I just got home from the Doral Resort, in Miami. The hotel complex was bigger than Key West.
I was visiting for the weekend with friends competing in the Judo Open. My friends, who flew from New York, are former champion and legendary columnist Taki, coach and practitioner Teimoc, writer and Judo black belt Mark Brennan, and Brian Pereira, the only one of the troupe competing. Brian is the youngest and the newest to the group, and the best looking.
Friday I accompanied my pod to the auditorium where the Judo US Olympic trials were carrying on, on a couple of enormous yellow mats, surrounded by five chairs deep in spectators. The room was generally near capacity with a lot of traipsing to and fro of competitors, coaches, news-camera operators, parents of competitors, and audience. Chances are good I was the only one in there who had never before seen Judo and knew nothing about it.

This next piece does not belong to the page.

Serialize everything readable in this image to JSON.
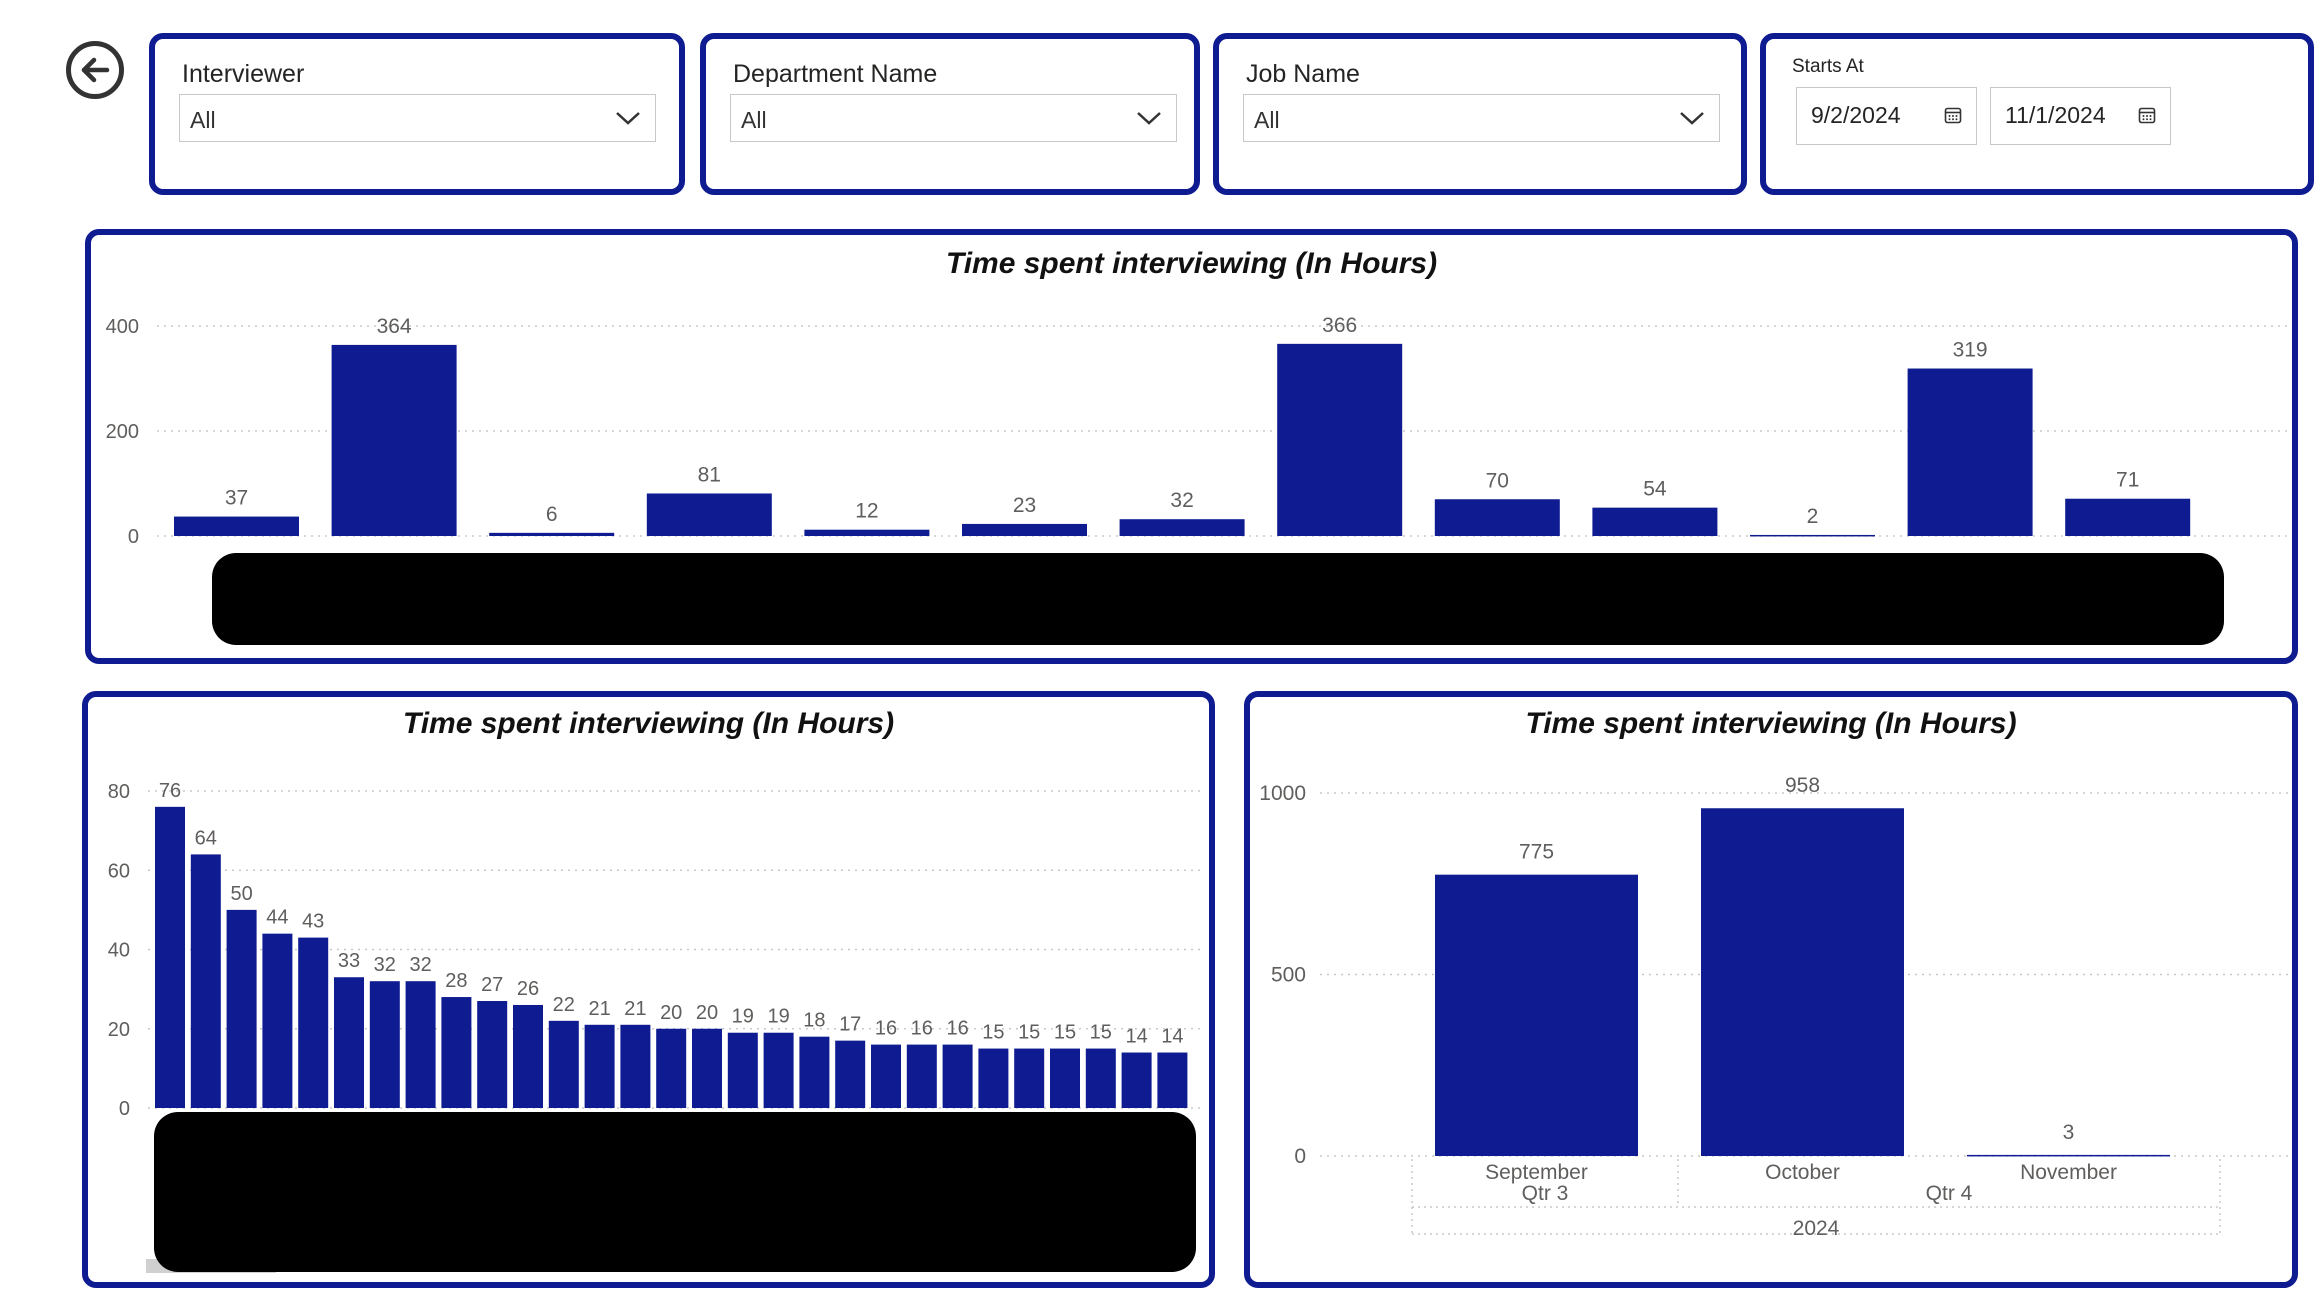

Watching that first match, Friday, what struck me was how I knew absolutely zero about Judo. To me, Taekwondo, Karate, Jujitsu, Aikido, Judo well they were all that Asian dude slicing through the air and taking down enemies with some chop-chopping with the hands, and back-flipping kick routines.
I continue to know nothing of the nuances of the other disciplines but what I will say for Judo is it is sensational to watch. What looks like a person falling turns into an exact position like a praying mantis, stiff and yet twitteringly poised for movement, defensive or offensive. The athletes are awesome to observe.

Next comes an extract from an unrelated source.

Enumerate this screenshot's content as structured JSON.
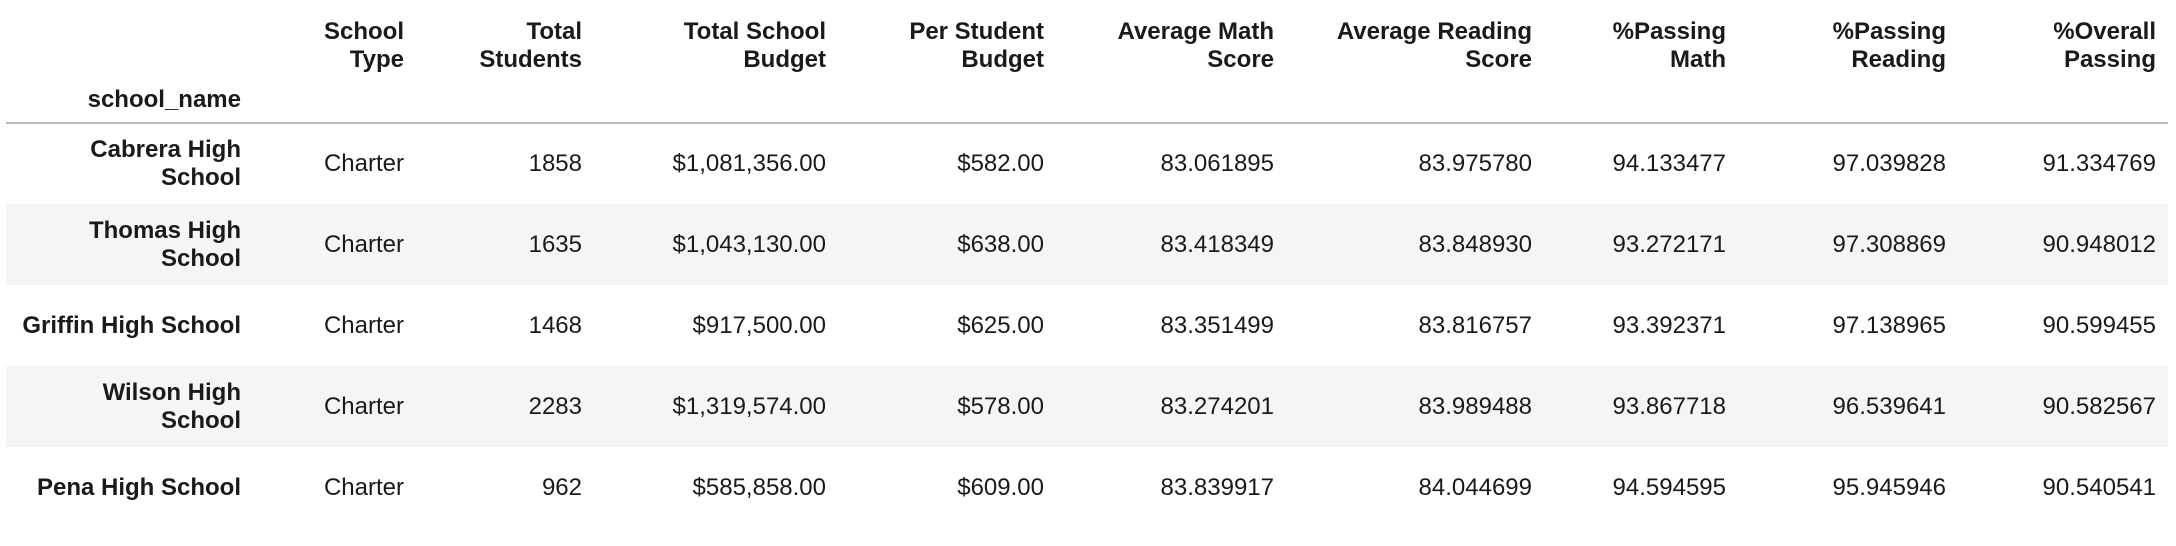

I watched a match between a lanky Swede and a gorgeous Argentine, who eventually dominated the tall perfectly formed Swede. The Swede was mighty pissed but under control. I had seen the Swede earlier, in the hotel lobby, with his girlfriend and an old guy, Taki said the old guy was the coach. The match was two men grabbing at each other’s lapels, and sometimes sliding out a foot to topple the opponent. Sometimes this worked and they both crashed to the mat, but instead of hitting the floor feet flicker or legs fly and the two continue to move. It’s a very awesome dance and I was gripped. Taki narrated, telling me the names of the moves, which sounded like Chinese menu items.
Next a couple of ladies, an American who was fierce and tense and a Cubana with a beautiful face and a sneer for a personality. The Cubana demolished the American, but as slowly and impassively as metal corroding to a pile of dust. All the women I saw spent a lot of time fixing their ponytails. La Cubana’s coach is a man so corpulent he leans back so the front of him is leveraged like a prow. Even his oily stringy black hair is sliding off the back of his head, tumbling into a snake pit of wet curls at his collar, around which hangs his credentials and a silver whistle on a rope.

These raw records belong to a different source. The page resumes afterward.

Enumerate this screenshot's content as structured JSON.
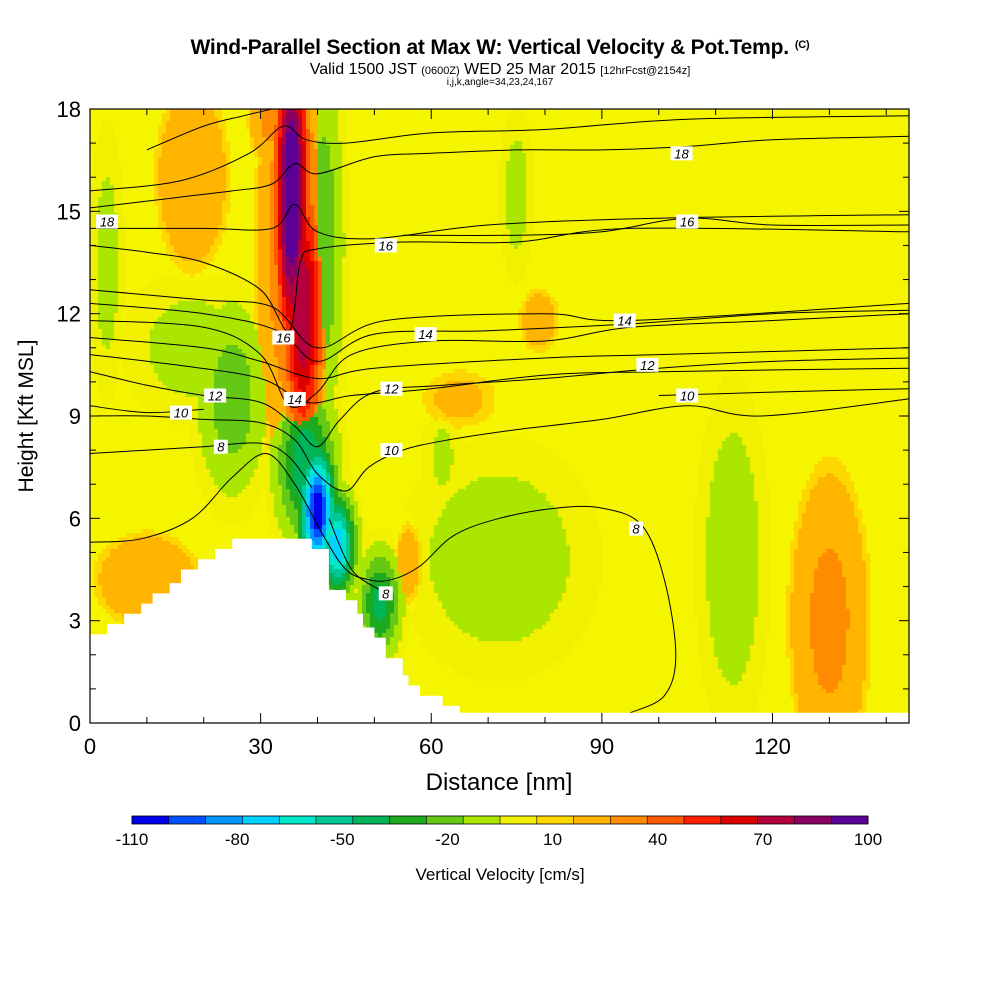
{
  "title": {
    "main": "Wind-Parallel Section at Max W: Vertical Velocity & Pot.Temp.",
    "main_suffix": "(C)",
    "sub_a": "Valid 1500 JST",
    "sub_b": "(0600Z)",
    "sub_c": "WED 25 Mar 2015",
    "sub_d": "[12hrFcst@2154z]",
    "params": "i,j,k,angle=34,23,24,167"
  },
  "colors": {
    "background_field": "#f5f500",
    "terrain": "#ffffff",
    "contour": "#000000",
    "colorbar": [
      "#0000f0",
      "#0050ff",
      "#0096ff",
      "#00d2ff",
      "#00e6c8",
      "#00c896",
      "#00b45a",
      "#1eaa1e",
      "#64c814",
      "#aae600",
      "#f0f000",
      "#ffd700",
      "#ffb400",
      "#ff8c00",
      "#ff5a00",
      "#ff1e00",
      "#dc0000",
      "#b4003c",
      "#8c0064",
      "#5a0096"
    ]
  },
  "chart_data": {
    "type": "heatmap",
    "xlabel": "Distance [nm]",
    "ylabel": "Height [Kft MSL]",
    "xlim": [
      0,
      144
    ],
    "ylim": [
      0,
      18
    ],
    "xticks": [
      0,
      30,
      60,
      90,
      120
    ],
    "yticks": [
      0,
      3,
      6,
      9,
      12,
      15,
      18
    ],
    "colorbar": {
      "label": "Vertical Velocity [cm/s]",
      "min": -110,
      "max": 100,
      "step": 10,
      "tick_labels": [
        -110,
        -80,
        -50,
        -20,
        10,
        40,
        70,
        100
      ]
    },
    "terrain_profile": [
      [
        0,
        2.6
      ],
      [
        3,
        2.6
      ],
      [
        3,
        2.9
      ],
      [
        6,
        2.9
      ],
      [
        6,
        3.2
      ],
      [
        9,
        3.2
      ],
      [
        9,
        3.5
      ],
      [
        11,
        3.5
      ],
      [
        11,
        3.8
      ],
      [
        14,
        3.8
      ],
      [
        14,
        4.1
      ],
      [
        16,
        4.1
      ],
      [
        16,
        4.5
      ],
      [
        19,
        4.5
      ],
      [
        19,
        4.8
      ],
      [
        22,
        4.8
      ],
      [
        22,
        5.1
      ],
      [
        25,
        5.1
      ],
      [
        25,
        5.4
      ],
      [
        39,
        5.4
      ],
      [
        39,
        5.1
      ],
      [
        42,
        5.1
      ],
      [
        42,
        3.9
      ],
      [
        45,
        3.9
      ],
      [
        45,
        3.6
      ],
      [
        47,
        3.6
      ],
      [
        47,
        3.2
      ],
      [
        48,
        3.2
      ],
      [
        48,
        2.8
      ],
      [
        50,
        2.8
      ],
      [
        50,
        2.5
      ],
      [
        52,
        2.5
      ],
      [
        52,
        1.9
      ],
      [
        55,
        1.9
      ],
      [
        55,
        1.4
      ],
      [
        56,
        1.4
      ],
      [
        56,
        1.1
      ],
      [
        58,
        1.1
      ],
      [
        58,
        0.8
      ],
      [
        62,
        0.8
      ],
      [
        62,
        0.5
      ],
      [
        65,
        0.5
      ],
      [
        65,
        0.3
      ],
      [
        144,
        0.3
      ]
    ],
    "velocity_features": [
      {
        "center": [
          35.5,
          15.5
        ],
        "radius": [
          2.8,
          4.5
        ],
        "value": 100
      },
      {
        "center": [
          37.5,
          12.0
        ],
        "radius": [
          3.5,
          4.0
        ],
        "value": 70
      },
      {
        "center": [
          36.5,
          13.5
        ],
        "radius": [
          6.5,
          6.0
        ],
        "value": 35
      },
      {
        "center": [
          40.0,
          6.2
        ],
        "radius": [
          3.0,
          1.8
        ],
        "value": -110
      },
      {
        "center": [
          43.5,
          5.2
        ],
        "radius": [
          3.0,
          1.4
        ],
        "value": -80
      },
      {
        "center": [
          38.0,
          7.6
        ],
        "radius": [
          5.0,
          2.2
        ],
        "value": -50
      },
      {
        "center": [
          41.0,
          14.0
        ],
        "radius": [
          3.5,
          5.0
        ],
        "value": -30
      },
      {
        "center": [
          25.0,
          9.5
        ],
        "radius": [
          6.0,
          2.8
        ],
        "value": -28
      },
      {
        "center": [
          18.0,
          11.0
        ],
        "radius": [
          12.0,
          2.2
        ],
        "value": -15
      },
      {
        "center": [
          3.0,
          13.5
        ],
        "radius": [
          3.0,
          4.0
        ],
        "value": -15
      },
      {
        "center": [
          51.0,
          3.5
        ],
        "radius": [
          3.5,
          1.5
        ],
        "value": -45
      },
      {
        "center": [
          72.0,
          4.8
        ],
        "radius": [
          16.0,
          3.2
        ],
        "value": -18
      },
      {
        "center": [
          113.0,
          4.8
        ],
        "radius": [
          6.0,
          4.8
        ],
        "value": -18
      },
      {
        "center": [
          75.0,
          15.5
        ],
        "radius": [
          3.0,
          2.5
        ],
        "value": -15
      },
      {
        "center": [
          62.0,
          7.8
        ],
        "radius": [
          4.0,
          2.0
        ],
        "value": -12
      },
      {
        "center": [
          130.0,
          3.0
        ],
        "radius": [
          7.0,
          4.5
        ],
        "value": 25
      },
      {
        "center": [
          10.0,
          4.2
        ],
        "radius": [
          10.0,
          1.5
        ],
        "value": 20
      },
      {
        "center": [
          18.0,
          16.0
        ],
        "radius": [
          7.0,
          3.0
        ],
        "value": 20
      },
      {
        "center": [
          32.0,
          17.6
        ],
        "radius": [
          4.0,
          1.2
        ],
        "value": 25
      },
      {
        "center": [
          79.0,
          11.8
        ],
        "radius": [
          4.5,
          1.2
        ],
        "value": 15
      },
      {
        "center": [
          65.0,
          9.5
        ],
        "radius": [
          10.0,
          1.3
        ],
        "value": 12
      },
      {
        "center": [
          56.0,
          4.7
        ],
        "radius": [
          3.0,
          1.5
        ],
        "value": 15
      }
    ],
    "theta_contours": [
      {
        "label": "8",
        "points": [
          [
            0,
            5.3
          ],
          [
            9,
            5.4
          ],
          [
            18,
            6.0
          ],
          [
            25,
            7.2
          ],
          [
            31,
            7.9
          ],
          [
            36,
            7.0
          ],
          [
            41,
            5.5
          ],
          [
            45,
            4.5
          ],
          [
            49,
            4.2
          ],
          [
            53,
            4.2
          ],
          [
            58,
            4.6
          ],
          [
            64,
            5.5
          ],
          [
            72,
            6.0
          ],
          [
            82,
            6.3
          ],
          [
            90,
            6.3
          ],
          [
            97,
            5.8
          ],
          [
            101,
            4.2
          ],
          [
            103,
            2.0
          ],
          [
            101,
            0.8
          ],
          [
            95,
            0.3
          ]
        ],
        "label_at": [
          96,
          5.7
        ]
      },
      {
        "label": "8",
        "points": [
          [
            0,
            7.9
          ],
          [
            10,
            8.0
          ],
          [
            20,
            8.1
          ],
          [
            30,
            8.2
          ],
          [
            35,
            7.8
          ],
          [
            39,
            6.9
          ]
        ],
        "label_at": [
          23,
          8.1
        ]
      },
      {
        "label": "8",
        "points": [
          [
            42,
            6.0
          ],
          [
            46,
            4.5
          ],
          [
            51,
            3.9
          ]
        ],
        "label_at": [
          52,
          3.8
        ]
      },
      {
        "label": "10",
        "points": [
          [
            0,
            9.0
          ],
          [
            10,
            9.0
          ],
          [
            20,
            8.9
          ],
          [
            30,
            8.8
          ],
          [
            36,
            8.3
          ],
          [
            40,
            7.3
          ],
          [
            45,
            6.8
          ],
          [
            49,
            7.5
          ],
          [
            55,
            8.0
          ],
          [
            63,
            8.3
          ],
          [
            75,
            8.6
          ],
          [
            90,
            8.9
          ],
          [
            105,
            9.3
          ],
          [
            118,
            9.0
          ],
          [
            144,
            9.5
          ]
        ],
        "label_at": [
          53,
          8.0
        ]
      },
      {
        "label": "10",
        "points": [
          [
            100,
            9.6
          ],
          [
            120,
            9.7
          ],
          [
            144,
            9.8
          ]
        ],
        "label_at": [
          105,
          9.6
        ]
      },
      {
        "label": "10",
        "points": [
          [
            0,
            9.3
          ],
          [
            10,
            9.1
          ],
          [
            20,
            9.2
          ]
        ],
        "label_at": [
          16,
          9.1
        ]
      },
      {
        "label": "12",
        "points": [
          [
            0,
            10.3
          ],
          [
            10,
            9.9
          ],
          [
            20,
            9.6
          ],
          [
            30,
            9.4
          ],
          [
            36,
            8.7
          ],
          [
            40,
            8.1
          ],
          [
            44,
            8.9
          ],
          [
            50,
            9.7
          ],
          [
            62,
            9.9
          ],
          [
            80,
            10.1
          ],
          [
            100,
            10.4
          ],
          [
            120,
            10.6
          ],
          [
            144,
            10.7
          ]
        ],
        "label_at": [
          22,
          9.6
        ]
      },
      {
        "label": "12",
        "points": [
          [
            0,
            10.8
          ],
          [
            15,
            10.5
          ],
          [
            30,
            10.1
          ],
          [
            38,
            9.4
          ],
          [
            46,
            9.6
          ],
          [
            60,
            9.8
          ],
          [
            80,
            10.2
          ],
          [
            100,
            10.3
          ],
          [
            144,
            10.4
          ]
        ],
        "label_at": [
          53,
          9.8
        ]
      },
      {
        "label": "12",
        "points": [
          [
            0,
            11.3
          ],
          [
            20,
            11.0
          ],
          [
            30,
            10.6
          ],
          [
            40,
            10.1
          ],
          [
            50,
            10.4
          ],
          [
            80,
            10.7
          ],
          [
            100,
            10.8
          ],
          [
            144,
            11.0
          ]
        ],
        "label_at": [
          98,
          10.5
        ]
      },
      {
        "label": "14",
        "points": [
          [
            0,
            11.8
          ],
          [
            20,
            11.6
          ],
          [
            30,
            10.8
          ],
          [
            35,
            9.3
          ],
          [
            40,
            9.7
          ],
          [
            46,
            10.8
          ],
          [
            60,
            11.2
          ],
          [
            80,
            11.2
          ],
          [
            95,
            11.6
          ],
          [
            120,
            11.8
          ],
          [
            144,
            12.0
          ]
        ],
        "label_at": [
          36,
          9.5
        ]
      },
      {
        "label": "14",
        "points": [
          [
            0,
            12.3
          ],
          [
            20,
            12.0
          ],
          [
            33,
            11.5
          ],
          [
            40,
            10.6
          ],
          [
            50,
            11.4
          ],
          [
            70,
            11.5
          ],
          [
            95,
            11.7
          ],
          [
            120,
            12.0
          ],
          [
            144,
            12.1
          ]
        ],
        "label_at": [
          59,
          11.4
        ]
      },
      {
        "label": "14",
        "points": [
          [
            0,
            12.7
          ],
          [
            20,
            12.4
          ],
          [
            32,
            12.2
          ],
          [
            40,
            11.0
          ],
          [
            52,
            11.8
          ],
          [
            80,
            12.0
          ],
          [
            95,
            11.8
          ],
          [
            144,
            12.3
          ]
        ],
        "label_at": [
          94,
          11.8
        ]
      },
      {
        "label": "16",
        "points": [
          [
            0,
            14.0
          ],
          [
            10,
            13.8
          ],
          [
            20,
            13.5
          ],
          [
            30,
            12.7
          ],
          [
            35,
            11.5
          ],
          [
            37,
            13.5
          ],
          [
            40,
            13.9
          ],
          [
            55,
            14.1
          ],
          [
            75,
            14.1
          ],
          [
            95,
            14.5
          ],
          [
            144,
            14.4
          ]
        ],
        "label_at": [
          34,
          11.3
        ]
      },
      {
        "label": "16",
        "points": [
          [
            0,
            14.5
          ],
          [
            20,
            14.5
          ],
          [
            32,
            14.5
          ],
          [
            36,
            15.2
          ],
          [
            40,
            14.4
          ],
          [
            50,
            14.2
          ],
          [
            70,
            14.6
          ],
          [
            100,
            14.8
          ],
          [
            144,
            14.9
          ]
        ],
        "label_at": [
          52,
          14.0
        ]
      },
      {
        "label": "16",
        "points": [
          [
            55,
            14.3
          ],
          [
            75,
            14.3
          ],
          [
            90,
            14.4
          ],
          [
            105,
            14.8
          ],
          [
            120,
            14.6
          ],
          [
            144,
            14.6
          ]
        ],
        "label_at": [
          105,
          14.7
        ]
      },
      {
        "label": "18",
        "points": [
          [
            0,
            15.1
          ],
          [
            15,
            15.4
          ],
          [
            25,
            15.6
          ],
          [
            32,
            15.8
          ],
          [
            36,
            16.4
          ],
          [
            40,
            16.1
          ],
          [
            50,
            16.6
          ],
          [
            60,
            16.7
          ],
          [
            75,
            16.8
          ],
          [
            90,
            16.8
          ],
          [
            105,
            16.9
          ],
          [
            120,
            17.1
          ],
          [
            144,
            17.2
          ]
        ],
        "label_at": [
          3,
          14.7
        ]
      },
      {
        "label": "18",
        "points": [
          [
            0,
            15.6
          ],
          [
            16,
            15.9
          ],
          [
            28,
            16.7
          ],
          [
            34,
            17.5
          ],
          [
            38,
            17.1
          ],
          [
            45,
            17.0
          ],
          [
            60,
            17.3
          ],
          [
            80,
            17.4
          ],
          [
            105,
            17.7
          ],
          [
            144,
            17.8
          ]
        ],
        "label_at": [
          104,
          16.7
        ]
      },
      {
        "label": "18",
        "points": [
          [
            10,
            16.8
          ],
          [
            20,
            17.5
          ],
          [
            27,
            17.8
          ],
          [
            32,
            18.0
          ]
        ],
        "label_at": [
          0,
          0
        ],
        "hide_label": true
      }
    ]
  }
}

Next some boys, a Russian and a Cuban. The Cuban dominated, but it was grueling. They were even, too even, the Russian was sleek like a bullet, like something designed to withstand endless beatings, and he did. The two were panting at the end. The ref told them both off for wasting time, performing a tumbling move with his arms to exhibit his displeasure, but it seemed to me the boys were not prevaricating so much as they were whipped, they were catching their breaths. Big cats with stomach muscles like I’ve only seen in pictures. They beat they pounded they dragged each other around by the lapels; they stared at each other in utter concentration. Then they might suddenly flip or very quickly move, I could not always make out what was happening, it was mostly too quick.
And sometimes they slam-land their opponent flat on his/her back, making an almighty noise, a thunderous crack, sounding painful. At the end, after the Cuban won, he could not speak, and to answer questions he would smile or shrug or point at things and all the while panting furiously as he made his way out of the exhibition room.
Dinner was steak and grog and fun on open air South Beach, and over early to accommodate Brian. He might be assigned the first match of the day at nine am. He and Teimoc would be getting up early to warm him up.
Saturday morning I got a good seat before start time. I watched eight hours of Judo. I loved it. Sometimes matches are over in a trice and you ache for the defeated and their occasional illegal displays of anguish. The movements, the foot work is all so impressive, so fast and so precise. “It might look like they are falling, but they are not,” said Taki.
Brian had four matches, one was a default in his favor, one he won and two he lost. One of those losses was to the Swede, who did not win a slot on the Olympic team, but went on to win the Open.
Saturday night we ate more steaks and drank more grog. Brian finds it less terrifying to go up against a Judo black belt than to approach a female. After fortifying himself sufficiently he asked a pretty girl to dance.